Stryker announced in July 2026 that they would depart from the N8FC after the 2026 season to join a new Michigan-based conference. This decision, according to the Stryker Board of Education, was made to reduce travel costs, shorten travel times, and ensure greater conference stability.

After just one season in the league, Cardinal Stritch canceled their football season due to low student participation, and lack of volunteers to support a 2026 season, effectively suspending their membership in the conference. The Cardinals have only played two seasons since 2021, with their 2022 and 2024 seasons both canceled due to low numbers, which prompted the Cardinals to join the N8FC originally. Plymouth joined the conference in August 2026 to replace Cardinal Stritch, after announcing they would become an 8-man football team for the 2026 season.

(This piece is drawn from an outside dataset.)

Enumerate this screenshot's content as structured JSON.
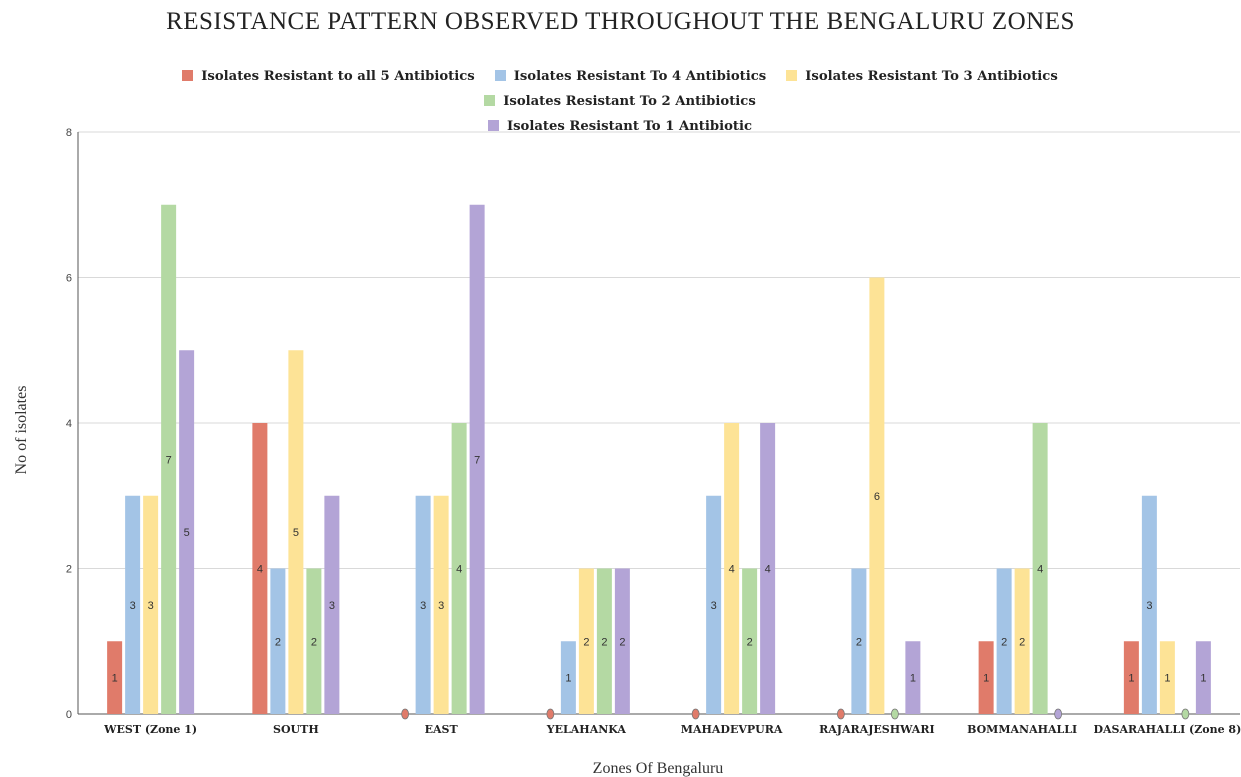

The league is actively looking for more schools to commit to a two-year membership. They have not set a definite number of schools to be members.

== Conference championship history ==

| Year | School | Location | Nickname | Conference Record | Overall Record |
|---|---|---|---|---|---|
| 2025 | St. Mary Central Catholic/St. Joseph Central Catholic/Chalker | Sandusky/Fremont/Southington | Panthers/Crimson Streaks/Wildcats | 6-1 | 9-1/7-3/8-1 |
| 2024 | Toledo Christian | Toledo | Eagles | 9-0 | 11-0 |
| 2023 | Toledo Christian | Toledo | Eagles | 5-0 | 8-1 |
| 2022 | Toledo Christian | Toledo | Eagles | 6-1 | 9-2 |
| 2021 | Toledo Christian | Toledo | Eagles | 4-0 | 8-1 |
| 2020 | Danbury | Lakeside | Lakers | 3-0 | 8-0 |

== 8-man state championship history ==

| Date | Winning team | Losing team | Winning team Score | Losing team Score | Location | Notes |
|---|---|---|---|---|---|---|
| November 4, 2023 | Toledo Christian Eagles | Holgate Tigers | 46 | 6 | Rex Lingruen Stadium, Liberty Center, OH | First ever Championship game. |
| November 16, 2024 | Toledo Christian Eagles | St. Mary Central Catholic Panthers | 24 | 0 | Don Paul Stadium, Fremont, OH |  |
| November 8, 2025 | St. Mary Central Catholic Panthers | Chalker Wildcats | 34 | 20 | Leetonia Bears Stadium, Leetonia, OH | First game hosted in Eastern Ohio. |
| November 7, 2026 | TBA | TBA |  |  | Wentling Field Carey, Ohio |  |

8-man championship appearances by team

| Team | Wins | Loses | Seasons |
|---|---|---|---|
| Toledo Christian Eagles | 2 | 0 | 2023, 2024 |
| St. Mary Central Catholic Panthers | 1 | 1 | 2024, 2025 |
| Chalker Wildcats | 0 | 1 | 2025 |
| Holgate Tigers | 0 | 1 | 2023 |
| Danbury Lakers | 0 | 0 |  |
| Sebring Trojans | 0 | 0 |  |
| Cardinal Stritch Cardinals | 0 | 0 |  |
| Stryker Panthers | 0 | 0 |  |
| Windham Bombers | 0 | 0 |  |
| Kennedy Catholic Eagles | 0 | 0 |  |

Bold denotes years team won championship.